Min-max problems have broad applications in machine learning, including learning with non-decomposable loss and learning with robustness to data distribution. Convex-concave min-max problem is an active topic of research with efficient algorithms and sound theoretical foundations developed. However, it remains a challenge to design provably efficient algorithms for non-convex min-max problems with or without smoothness. In this paper, we study a family of non-convex min-max problems, whose objective function is weakly convex in the variables of minimization and is concave in the variables of maximization. We propose a proximally guided stochastic subgradient method and a proximally guided stochastic variance-reduced method for the non-smooth and smooth instances, respectively, in this family of problems.

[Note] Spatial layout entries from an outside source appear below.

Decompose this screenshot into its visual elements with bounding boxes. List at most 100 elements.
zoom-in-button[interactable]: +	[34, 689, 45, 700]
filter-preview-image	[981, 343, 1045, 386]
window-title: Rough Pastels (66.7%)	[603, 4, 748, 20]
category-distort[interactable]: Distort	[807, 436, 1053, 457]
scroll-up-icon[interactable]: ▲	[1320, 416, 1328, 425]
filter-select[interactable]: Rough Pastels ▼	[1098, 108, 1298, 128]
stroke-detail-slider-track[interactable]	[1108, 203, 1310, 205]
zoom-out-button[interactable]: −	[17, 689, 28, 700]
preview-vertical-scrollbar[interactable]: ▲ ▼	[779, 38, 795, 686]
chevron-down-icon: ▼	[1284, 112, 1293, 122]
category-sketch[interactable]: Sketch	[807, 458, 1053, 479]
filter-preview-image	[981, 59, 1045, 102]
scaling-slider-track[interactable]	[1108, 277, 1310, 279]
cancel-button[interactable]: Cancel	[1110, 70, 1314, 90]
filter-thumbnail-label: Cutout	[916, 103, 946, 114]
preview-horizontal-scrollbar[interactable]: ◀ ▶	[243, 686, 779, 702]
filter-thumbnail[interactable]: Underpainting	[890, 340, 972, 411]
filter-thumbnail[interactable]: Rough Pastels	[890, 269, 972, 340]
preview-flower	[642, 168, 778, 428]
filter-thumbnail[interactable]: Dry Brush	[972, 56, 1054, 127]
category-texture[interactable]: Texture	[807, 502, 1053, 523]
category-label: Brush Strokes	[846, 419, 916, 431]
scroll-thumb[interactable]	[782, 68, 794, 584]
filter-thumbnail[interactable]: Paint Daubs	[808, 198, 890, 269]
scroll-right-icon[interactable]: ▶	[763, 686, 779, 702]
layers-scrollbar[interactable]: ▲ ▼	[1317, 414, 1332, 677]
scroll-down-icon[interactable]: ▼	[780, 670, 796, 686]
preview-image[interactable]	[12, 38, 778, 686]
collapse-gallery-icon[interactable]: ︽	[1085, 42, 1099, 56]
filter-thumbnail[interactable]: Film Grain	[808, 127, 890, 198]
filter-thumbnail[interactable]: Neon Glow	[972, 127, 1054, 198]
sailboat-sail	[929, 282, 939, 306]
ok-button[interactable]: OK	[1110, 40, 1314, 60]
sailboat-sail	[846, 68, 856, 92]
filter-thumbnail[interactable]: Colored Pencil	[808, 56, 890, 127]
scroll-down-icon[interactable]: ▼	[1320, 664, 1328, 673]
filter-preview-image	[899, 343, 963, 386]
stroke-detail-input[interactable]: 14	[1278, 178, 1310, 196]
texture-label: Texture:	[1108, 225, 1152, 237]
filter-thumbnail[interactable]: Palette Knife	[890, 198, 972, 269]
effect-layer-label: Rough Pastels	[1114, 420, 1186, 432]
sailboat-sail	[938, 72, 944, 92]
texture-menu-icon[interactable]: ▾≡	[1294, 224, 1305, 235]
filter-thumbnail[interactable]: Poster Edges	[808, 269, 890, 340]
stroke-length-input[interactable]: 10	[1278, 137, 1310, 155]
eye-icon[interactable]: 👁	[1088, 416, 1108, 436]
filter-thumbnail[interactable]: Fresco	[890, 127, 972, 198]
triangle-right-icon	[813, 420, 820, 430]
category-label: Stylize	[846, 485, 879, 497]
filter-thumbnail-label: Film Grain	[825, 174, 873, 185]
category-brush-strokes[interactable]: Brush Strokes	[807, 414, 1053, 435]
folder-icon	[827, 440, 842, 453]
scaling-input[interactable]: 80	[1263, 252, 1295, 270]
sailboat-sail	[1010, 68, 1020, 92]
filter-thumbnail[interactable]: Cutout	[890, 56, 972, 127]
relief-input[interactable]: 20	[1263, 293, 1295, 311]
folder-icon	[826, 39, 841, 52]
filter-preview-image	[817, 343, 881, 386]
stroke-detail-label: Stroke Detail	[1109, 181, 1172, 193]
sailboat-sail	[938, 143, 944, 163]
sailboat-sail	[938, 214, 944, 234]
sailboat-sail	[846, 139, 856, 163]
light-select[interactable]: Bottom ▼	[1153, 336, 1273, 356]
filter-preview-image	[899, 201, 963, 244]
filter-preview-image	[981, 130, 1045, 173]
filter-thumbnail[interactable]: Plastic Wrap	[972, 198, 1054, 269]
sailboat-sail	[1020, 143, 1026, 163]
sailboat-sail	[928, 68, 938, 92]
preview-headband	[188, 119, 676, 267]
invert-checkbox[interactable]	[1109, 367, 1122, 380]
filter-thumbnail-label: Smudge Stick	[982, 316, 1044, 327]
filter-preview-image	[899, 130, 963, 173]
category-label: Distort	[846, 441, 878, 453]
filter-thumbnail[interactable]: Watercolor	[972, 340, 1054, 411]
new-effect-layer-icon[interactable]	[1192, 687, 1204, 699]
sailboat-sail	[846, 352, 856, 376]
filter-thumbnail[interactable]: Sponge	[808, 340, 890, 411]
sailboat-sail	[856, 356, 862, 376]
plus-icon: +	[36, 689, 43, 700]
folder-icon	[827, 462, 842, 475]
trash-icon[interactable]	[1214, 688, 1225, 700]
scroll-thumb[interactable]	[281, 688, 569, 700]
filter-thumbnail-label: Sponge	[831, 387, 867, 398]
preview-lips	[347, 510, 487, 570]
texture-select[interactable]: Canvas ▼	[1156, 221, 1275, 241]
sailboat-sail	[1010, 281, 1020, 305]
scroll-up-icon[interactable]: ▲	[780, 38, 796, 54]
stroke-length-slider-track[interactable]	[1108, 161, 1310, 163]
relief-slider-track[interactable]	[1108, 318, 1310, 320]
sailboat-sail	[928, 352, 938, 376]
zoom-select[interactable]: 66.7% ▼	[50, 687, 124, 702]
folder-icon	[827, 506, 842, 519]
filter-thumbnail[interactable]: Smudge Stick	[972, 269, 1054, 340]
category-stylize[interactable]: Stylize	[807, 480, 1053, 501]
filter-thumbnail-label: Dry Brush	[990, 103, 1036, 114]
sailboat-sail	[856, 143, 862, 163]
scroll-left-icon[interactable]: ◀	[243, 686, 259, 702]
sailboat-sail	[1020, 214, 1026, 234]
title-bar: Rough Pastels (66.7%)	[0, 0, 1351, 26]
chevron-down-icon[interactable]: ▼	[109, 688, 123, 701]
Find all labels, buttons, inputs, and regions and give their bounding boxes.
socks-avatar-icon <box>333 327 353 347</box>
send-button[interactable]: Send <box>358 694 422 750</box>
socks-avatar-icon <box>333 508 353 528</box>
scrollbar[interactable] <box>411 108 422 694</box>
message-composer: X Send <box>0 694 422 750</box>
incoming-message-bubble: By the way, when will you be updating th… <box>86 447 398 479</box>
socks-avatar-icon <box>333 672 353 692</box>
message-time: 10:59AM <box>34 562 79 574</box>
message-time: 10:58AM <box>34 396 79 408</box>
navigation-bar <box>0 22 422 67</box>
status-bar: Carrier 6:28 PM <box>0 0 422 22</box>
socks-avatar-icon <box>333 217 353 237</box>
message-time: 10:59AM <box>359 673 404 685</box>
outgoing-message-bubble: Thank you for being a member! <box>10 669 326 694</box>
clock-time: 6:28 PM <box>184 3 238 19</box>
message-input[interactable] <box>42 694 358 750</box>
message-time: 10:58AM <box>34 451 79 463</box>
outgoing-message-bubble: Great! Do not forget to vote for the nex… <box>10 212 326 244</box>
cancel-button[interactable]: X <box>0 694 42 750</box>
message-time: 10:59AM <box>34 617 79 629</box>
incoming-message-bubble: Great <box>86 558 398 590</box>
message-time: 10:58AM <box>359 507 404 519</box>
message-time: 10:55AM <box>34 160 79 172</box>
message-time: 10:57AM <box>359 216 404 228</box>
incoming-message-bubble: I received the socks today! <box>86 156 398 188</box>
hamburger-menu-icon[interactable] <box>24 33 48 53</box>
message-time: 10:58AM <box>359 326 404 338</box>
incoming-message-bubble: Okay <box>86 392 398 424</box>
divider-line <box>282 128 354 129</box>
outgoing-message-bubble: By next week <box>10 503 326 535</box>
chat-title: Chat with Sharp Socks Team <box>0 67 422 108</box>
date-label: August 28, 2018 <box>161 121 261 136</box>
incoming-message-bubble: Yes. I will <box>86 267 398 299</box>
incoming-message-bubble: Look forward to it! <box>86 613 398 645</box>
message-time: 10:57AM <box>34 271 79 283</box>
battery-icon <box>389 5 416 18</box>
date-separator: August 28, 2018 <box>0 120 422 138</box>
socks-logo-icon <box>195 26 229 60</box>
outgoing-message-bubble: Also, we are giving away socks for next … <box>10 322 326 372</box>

We analyze the time complexities of the proposed methods for finding a nearly stationary point of the outer minimization problem corresponding to the min-max problem.

翻译：最小最大问题在机器学习中具有广泛的应用,包括学习非分解损失,学习数据分布的稳健性; 混凝土微轴问题是利用高效算法和完善的理论基础进行的一项积极研究课题; 然而,为非分解微轴问题设计出一种可以想象的有效算法,无论是否平滑,仍然是一项挑战; 在本文件中,我们研究一组非分解微轴问题,其目标功能在最小化变量中是微弱的混凝土,在最大化变量中是混杂的。 我们提出了一种近似引导的随机次梯度次梯度方法,以及一种对非单调和平滑度情况分别进行平行导导导导的分解差异法。 我们分析了为找到与微轴问题相应的外部最小化问题几乎固定点而拟议方法的时间复杂性。